The 4th Panel of the STJ, maintaining an understanding of the Court of Appeals of the State of São Paulo (TJSP), denied relief to the special appeal because it found that the subject matter of the NJP was deferral of the adversarial process to a moment after the analysis and assessment of the interim remedy of freeze if assets, which, at least in this case, sounded like a direct affront to the powers and acts inherent to the magistrate , among them the general power of discretion.
Highlighting the case of a transaction involving the adversarial process does not make one of the parties vulnerable, which will necessarily require a case-by-case assessment of the situation under discussion, the judgment established that "every time suppression of the adversarial process leads to an inequality of weapons in the case, the procedural deal, or the clause that provides for such a situation, should be considered invalid".
As can be seen, the STJ has not completely ruled out the possibility for the parties signing an NJP that aims to discuss aspects related to the adversarial process. For the High Court, provided that "the transaction about the adversarial process does not make one of the parties vulnerable, given the peculiarities of the case, it is possible to recognize its validity". Given what was decided in REsp No. 1,810,444/SP, the vulnerability or lack thereof of one of the parties should require prior and targeted analysis.
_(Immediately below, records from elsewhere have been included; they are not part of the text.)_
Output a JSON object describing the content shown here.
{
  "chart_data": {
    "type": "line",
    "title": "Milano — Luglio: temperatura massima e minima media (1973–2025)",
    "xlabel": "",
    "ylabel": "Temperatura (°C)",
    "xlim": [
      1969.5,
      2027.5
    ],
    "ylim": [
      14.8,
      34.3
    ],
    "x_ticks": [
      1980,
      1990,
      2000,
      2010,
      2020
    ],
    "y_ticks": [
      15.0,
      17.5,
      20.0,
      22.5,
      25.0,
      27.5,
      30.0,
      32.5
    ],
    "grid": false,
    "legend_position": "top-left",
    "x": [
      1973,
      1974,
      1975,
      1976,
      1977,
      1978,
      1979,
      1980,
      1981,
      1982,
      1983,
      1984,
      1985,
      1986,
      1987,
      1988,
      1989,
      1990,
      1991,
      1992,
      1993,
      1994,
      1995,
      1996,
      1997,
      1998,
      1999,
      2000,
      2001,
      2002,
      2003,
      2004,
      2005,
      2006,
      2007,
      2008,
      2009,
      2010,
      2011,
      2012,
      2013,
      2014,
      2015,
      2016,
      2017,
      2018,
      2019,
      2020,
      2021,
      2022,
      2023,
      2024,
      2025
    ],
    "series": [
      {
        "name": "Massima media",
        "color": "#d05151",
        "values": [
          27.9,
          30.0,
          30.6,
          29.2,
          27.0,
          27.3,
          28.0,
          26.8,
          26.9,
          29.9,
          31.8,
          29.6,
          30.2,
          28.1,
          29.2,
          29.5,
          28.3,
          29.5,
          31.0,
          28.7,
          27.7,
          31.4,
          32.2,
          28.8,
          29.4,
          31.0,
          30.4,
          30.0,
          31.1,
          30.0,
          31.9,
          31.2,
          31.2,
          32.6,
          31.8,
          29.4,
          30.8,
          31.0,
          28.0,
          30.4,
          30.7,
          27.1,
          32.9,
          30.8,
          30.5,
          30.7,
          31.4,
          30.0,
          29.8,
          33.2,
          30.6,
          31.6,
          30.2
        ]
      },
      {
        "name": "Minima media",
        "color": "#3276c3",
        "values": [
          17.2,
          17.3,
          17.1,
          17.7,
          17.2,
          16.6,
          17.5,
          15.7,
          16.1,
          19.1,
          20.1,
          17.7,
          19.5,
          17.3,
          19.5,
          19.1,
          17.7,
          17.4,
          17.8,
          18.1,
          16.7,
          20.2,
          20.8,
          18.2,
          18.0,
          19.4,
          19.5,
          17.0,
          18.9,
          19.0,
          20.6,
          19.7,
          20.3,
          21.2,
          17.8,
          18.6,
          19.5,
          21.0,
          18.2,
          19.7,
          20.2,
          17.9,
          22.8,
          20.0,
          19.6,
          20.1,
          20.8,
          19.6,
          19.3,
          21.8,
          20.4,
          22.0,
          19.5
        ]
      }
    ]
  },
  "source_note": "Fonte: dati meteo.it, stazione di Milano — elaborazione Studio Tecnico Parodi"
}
There are other decisions that have been discussing the limits and guidelines of NJPs. The TJSP, for example, on some occasions, has already rejected the possibility for the parties to establish NJPs that have the purpose of agreeing on:
- clauses electing foreign jurisdictions (AI No. 2094625-02.2017.8.26.0000[3] and 2127099-89.2018.8.26.0000);[4]
- service of process by delivery of a letter with acknowledgement of receipt at the defendant's address, without the need for a personal signature of the defendant (AI No. 2281669-96.2019.8.26.0000);[5]
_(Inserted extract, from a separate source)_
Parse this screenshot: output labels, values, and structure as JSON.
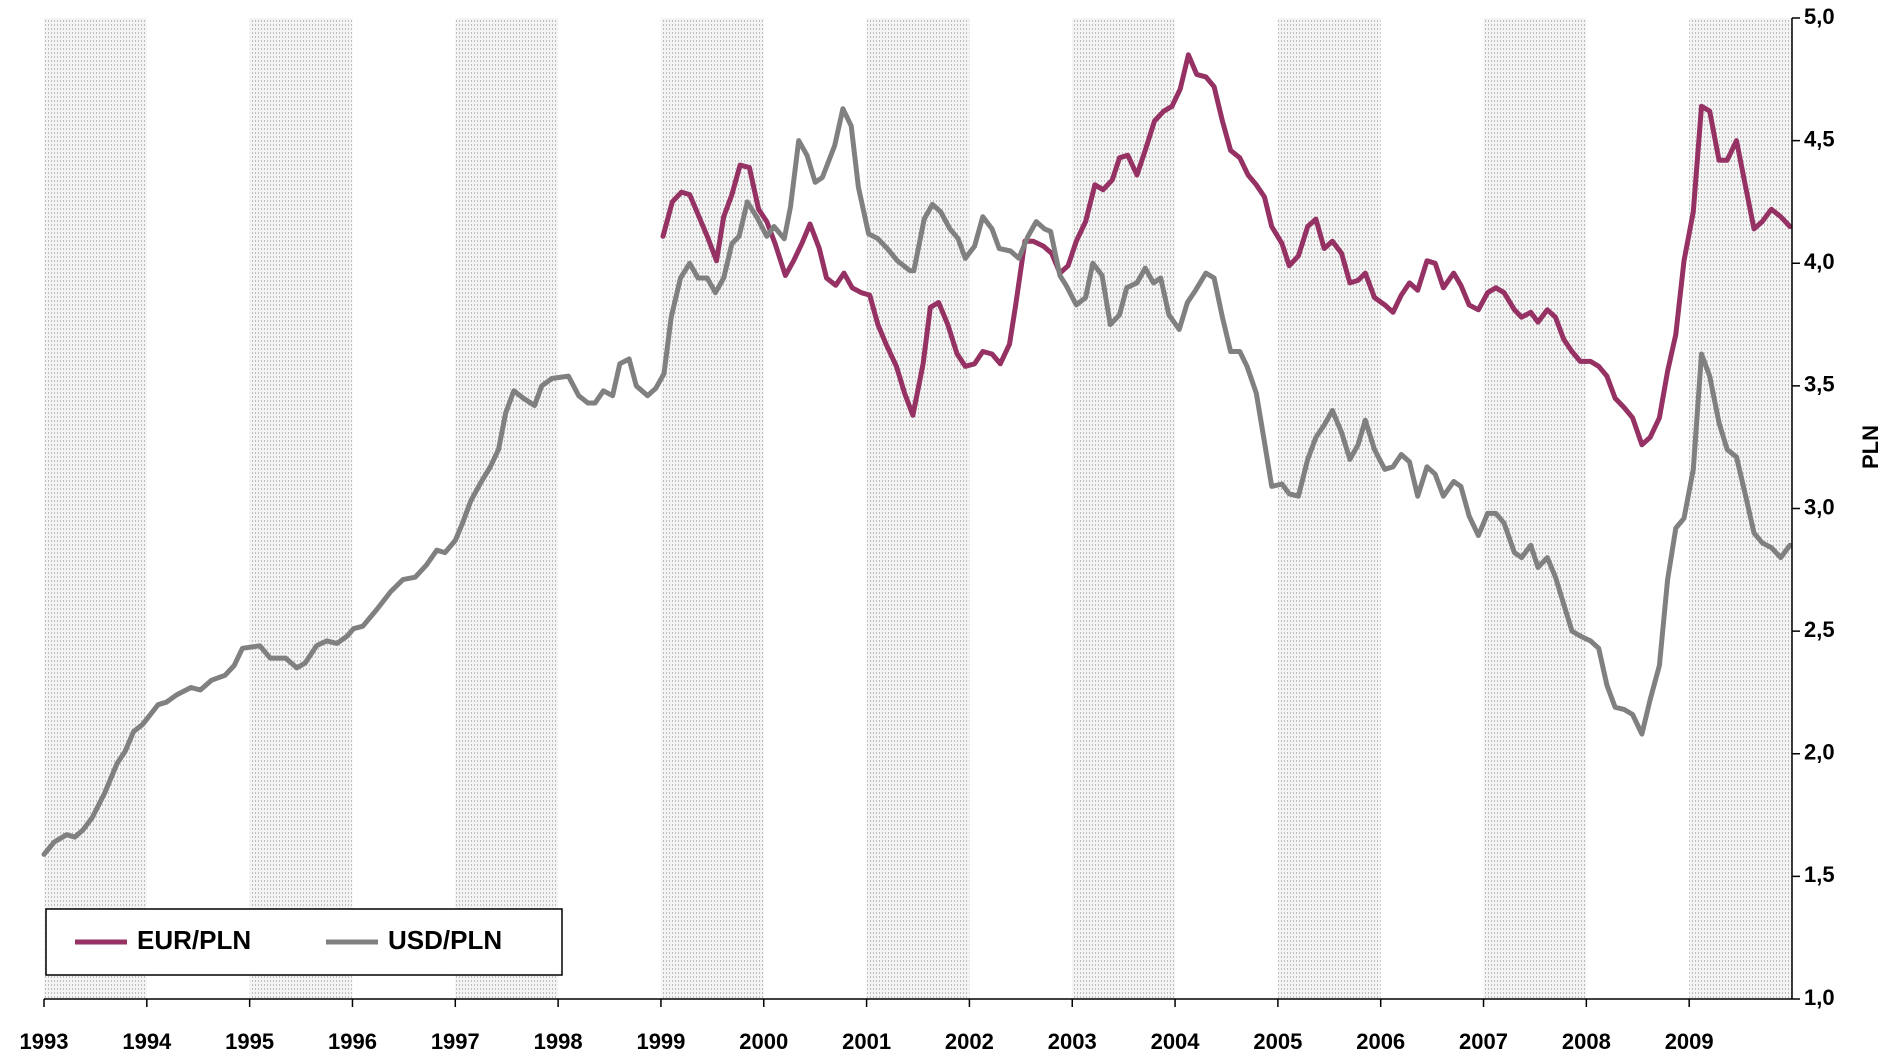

- judicial seal (AI No. 2030704-64.2020.8.26.0000);[6] and
- percentage of attorneys' fees in litigation (AI No. 2096891-20.2021.8.26.0000).[7]
Are the above cases found within the scenarios in which the judiciary should interfere in NJPs? Or rather, would the subject matters of these transactions be, in fact, based on the premise established in the sole paragraph of article 190 of the CPC and corroborated by the STJ in REsp No. 1,810,444/SP, interfering in some way with the powers inherent to the judge or, still, contributing to a possible and inapposite vulnerability of one of the parties? The answer to these questions is unknown, since the case law has not yet presented a settled position on the guidelines for NJPs.
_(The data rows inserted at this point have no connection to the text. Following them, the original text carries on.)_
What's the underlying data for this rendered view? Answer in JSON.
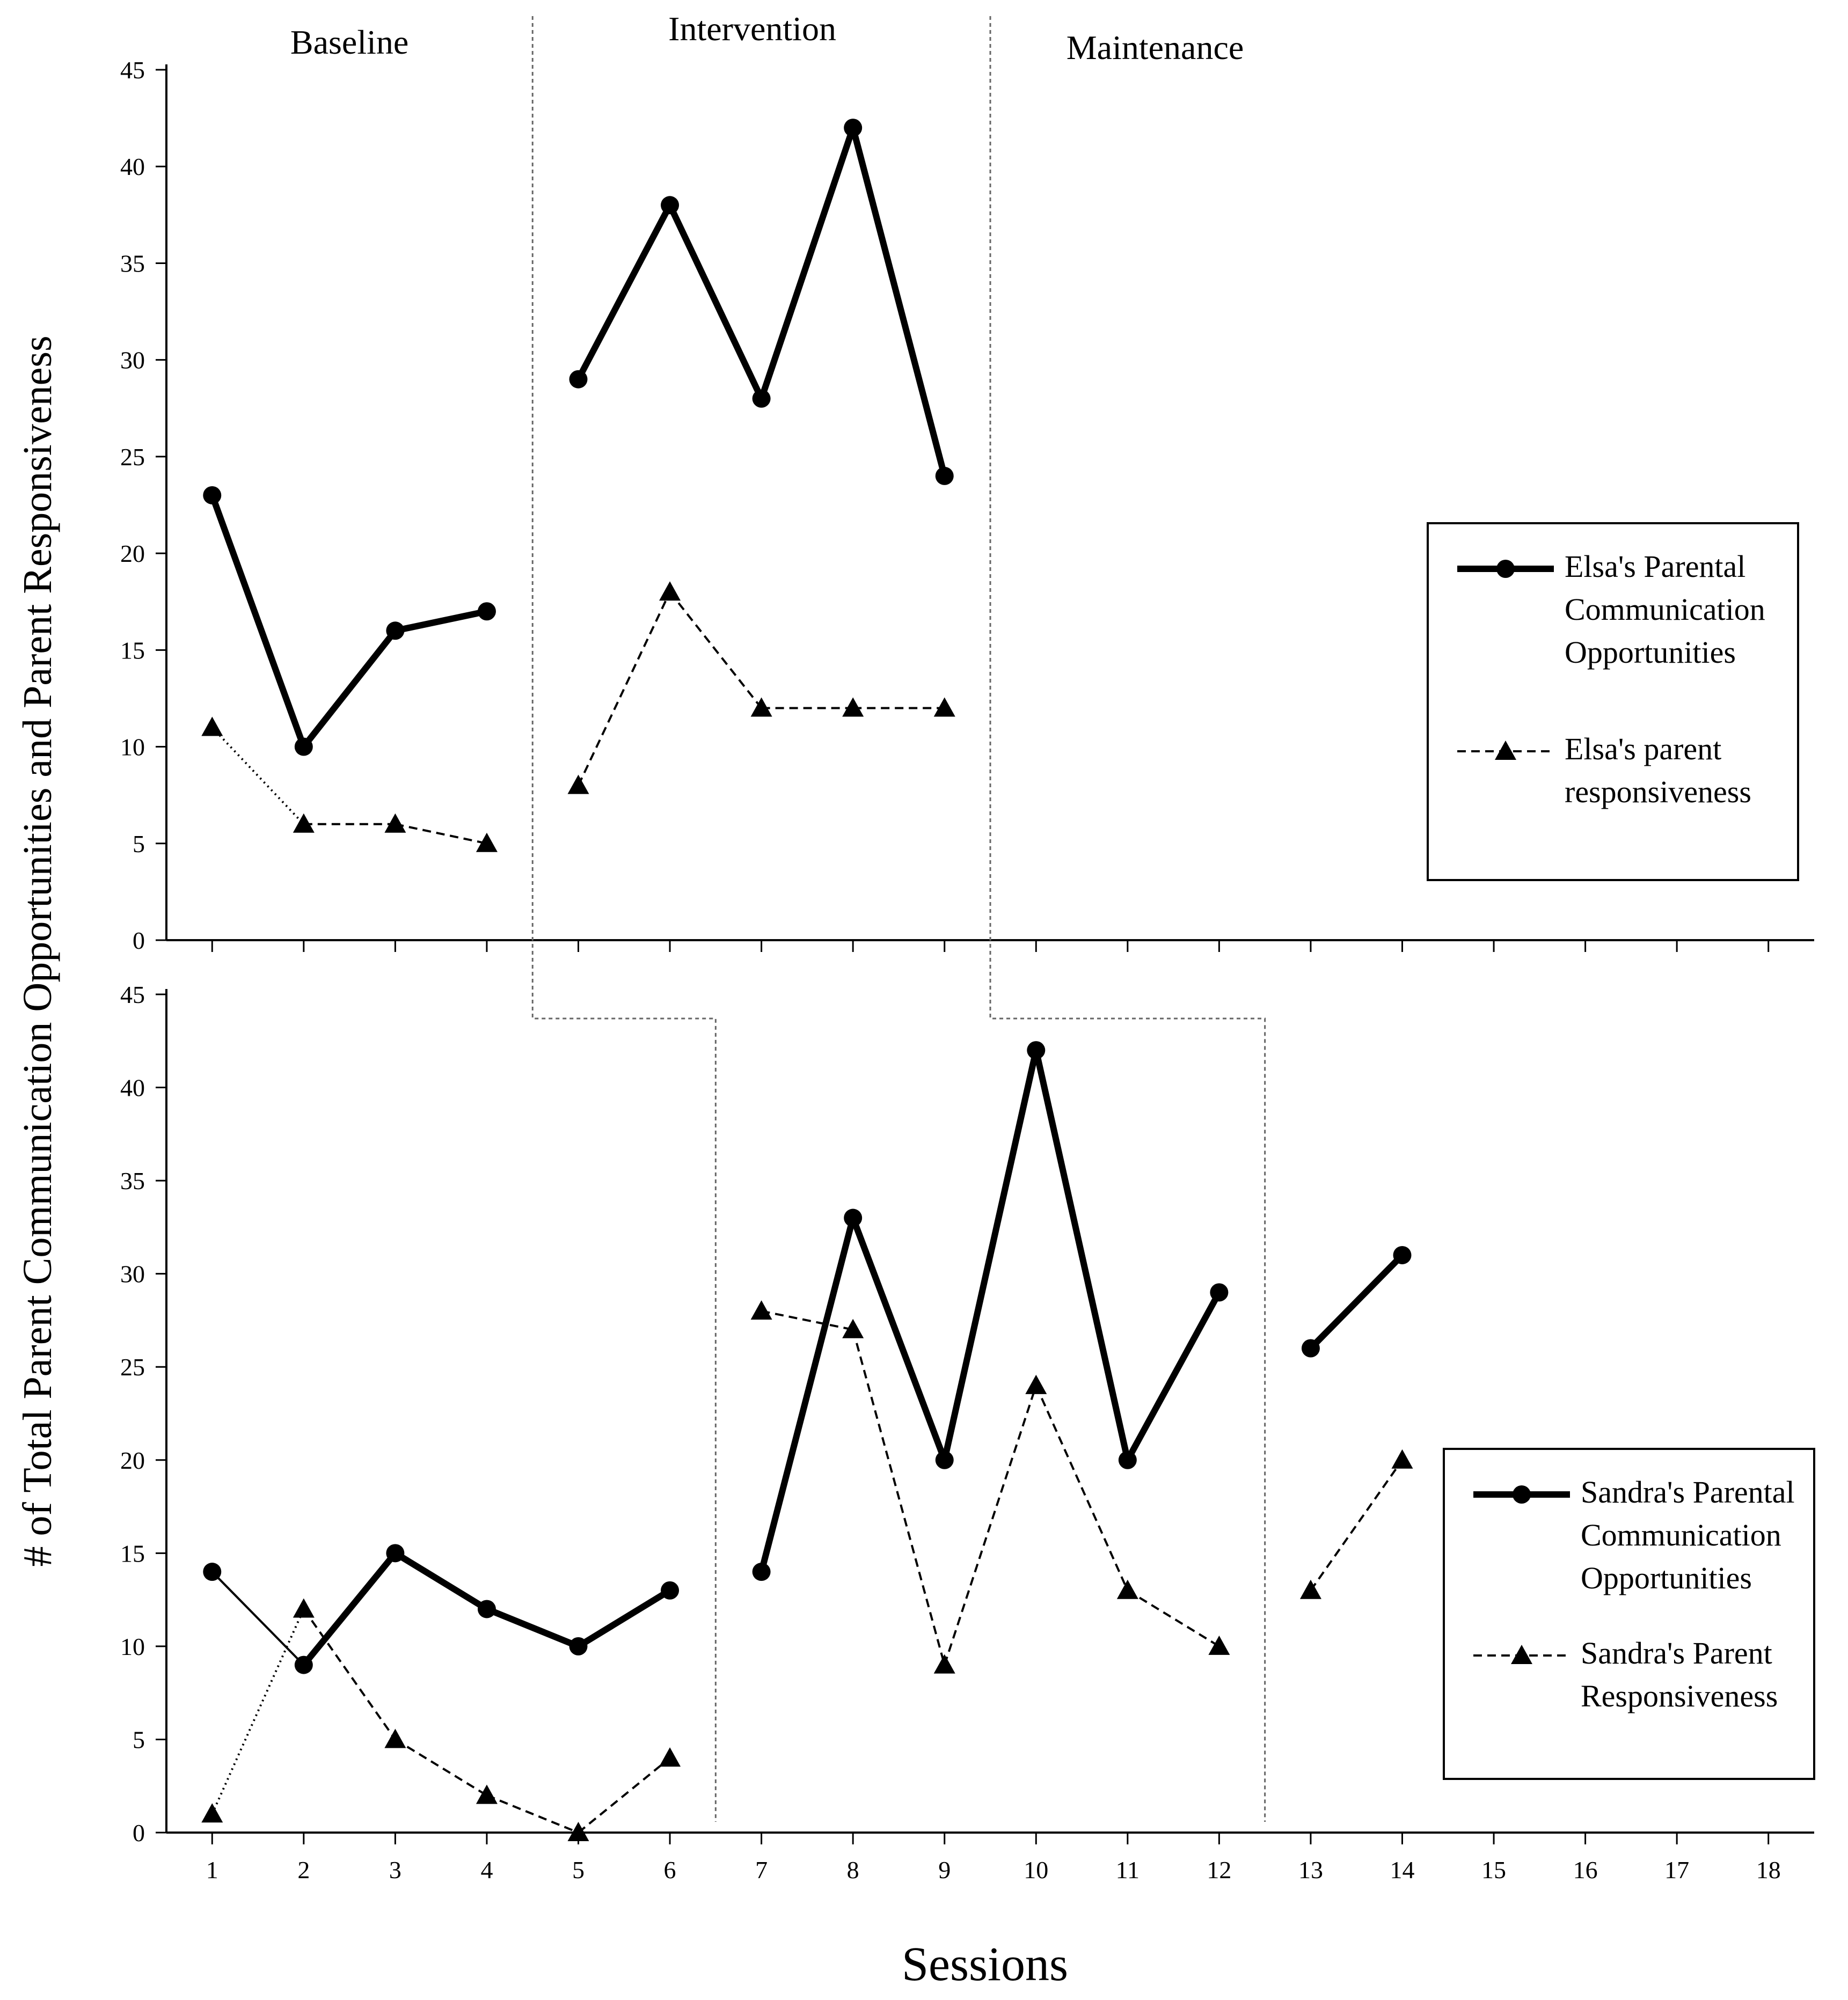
{
  "chart_data": {
    "type": "line",
    "ylabel": "# of Total Parent Communication Opportunities and Parent Responsiveness",
    "xlabel": "Sessions",
    "phases": [
      "Baseline",
      "Intervention",
      "Maintenance"
    ],
    "x_ticks": [
      "1",
      "2",
      "3",
      "4",
      "5",
      "6",
      "7",
      "8",
      "9",
      "10",
      "11",
      "12",
      "13",
      "14",
      "15",
      "16",
      "17",
      "18"
    ],
    "y_ticks": [
      "0",
      "5",
      "10",
      "15",
      "20",
      "25",
      "30",
      "35",
      "40",
      "45"
    ],
    "ylim": [
      0,
      45
    ],
    "xlim": [
      0.5,
      18.5
    ],
    "panels": [
      {
        "participant": "Elsa",
        "series": [
          {
            "name": "Elsa's Parental Communication Opportunities",
            "legend_lines": [
              "Elsa's Parental",
              "Communication",
              "Opportunities"
            ],
            "marker": "circle",
            "line": "solid-thick",
            "segments": [
              [
                [
                  1,
                  23
                ],
                [
                  2,
                  10
                ],
                [
                  3,
                  16
                ],
                [
                  4,
                  17
                ]
              ],
              [
                [
                  5,
                  29
                ],
                [
                  6,
                  38
                ],
                [
                  7,
                  28
                ],
                [
                  8,
                  42
                ],
                [
                  9,
                  24
                ]
              ]
            ]
          },
          {
            "name": "Elsa's parent responsiveness",
            "legend_lines": [
              "Elsa's parent",
              "responsiveness"
            ],
            "marker": "triangle",
            "line": "dashed",
            "segments": [
              [
                [
                  1,
                  11
                ],
                [
                  2,
                  6
                ],
                [
                  3,
                  6
                ],
                [
                  4,
                  5
                ]
              ],
              [
                [
                  5,
                  8
                ],
                [
                  6,
                  18
                ],
                [
                  7,
                  12
                ],
                [
                  8,
                  12
                ],
                [
                  9,
                  12
                ]
              ]
            ]
          }
        ],
        "phase_change_after": [
          4.5,
          9.5
        ]
      },
      {
        "participant": "Sandra",
        "series": [
          {
            "name": "Sandra's Parental Communication Opportunities",
            "legend_lines": [
              "Sandra's Parental",
              "Communication",
              "Opportunities"
            ],
            "marker": "circle",
            "line": "solid-thick",
            "segments": [
              [
                [
                  1,
                  14
                ],
                [
                  2,
                  9
                ],
                [
                  3,
                  15
                ],
                [
                  4,
                  12
                ],
                [
                  5,
                  10
                ],
                [
                  6,
                  13
                ]
              ],
              [
                [
                  7,
                  14
                ],
                [
                  8,
                  33
                ],
                [
                  9,
                  20
                ],
                [
                  10,
                  42
                ],
                [
                  11,
                  20
                ],
                [
                  12,
                  29
                ]
              ],
              [
                [
                  13,
                  26
                ],
                [
                  14,
                  31
                ]
              ]
            ]
          },
          {
            "name": "Sandra's Parent Responsiveness",
            "legend_lines": [
              "Sandra's Parent",
              "Responsiveness"
            ],
            "marker": "triangle",
            "line": "dashed",
            "segments": [
              [
                [
                  1,
                  1
                ],
                [
                  2,
                  12
                ],
                [
                  3,
                  5
                ],
                [
                  4,
                  2
                ],
                [
                  5,
                  0
                ],
                [
                  6,
                  4
                ]
              ],
              [
                [
                  7,
                  28
                ],
                [
                  8,
                  27
                ],
                [
                  9,
                  9
                ],
                [
                  10,
                  24
                ],
                [
                  11,
                  13
                ],
                [
                  12,
                  10
                ]
              ],
              [
                [
                  13,
                  13
                ],
                [
                  14,
                  20
                ]
              ]
            ]
          }
        ],
        "phase_change_after": [
          6.5,
          12.5
        ]
      }
    ]
  }
}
[1] DIDIER JR., Fredie. Civil Procedural Law Course: general part and the cognizance process. 20 ed. Salvador: JusPodivm, 2018, p. 439.
[2] THEODORO JR., Humberto. Course of civil procedural law. v. 1. 59. ed. (2. Reimp.) rev., current. and expanded, Rio de Janeiro: Forense, 2018, p. 502.
[3] TJ/SP, Interlocutory Appeal No. 2094625-02.2017.8.26.0000, Opinion drafted by Appellate Judge Hélio Nogueira, 22nd Chamber of Private Law, decided on September 21, 2017, DJe October 6, 2017.
[4] TJ/SP, Interlocutory Appeal No. 2127099-89.2018.8.26.0000, Opinion drafted by Appellate Judge Jairo Brazil Fontes Oliveira, 15th Chamber of Private Law, decided on October 6, 2020, DJe October 7, 2020.
[5] TJ/SP, Interlocutory Appeal No. 2281669-96.2019.8.26.0000, Opinion drafted by Appellate Judge Almeida Sampaio, 25th Chamber of Private Law, decided on January 28, 2021, DJe February 2, 2021.
[6] TJ/SP, Interlocutory Appeal No. 2030704-64.2020.8.26.0000, Opinion drafted by Appellate Judge Cesar Ciampolini, 1st Chamber Reserved for Business Law, decided on August 20, 2020, DJe August 20, 2020.
[7] TJ/SP, Interlocutory Appeal No. 2096891-20.2021.8.26.0000, Opinion drafted by Appellate Judge Ana Lucia Romanhole Martucci, 33rd Chamber of Private Law, j. May 18, 2021, DJe May 18, 2021.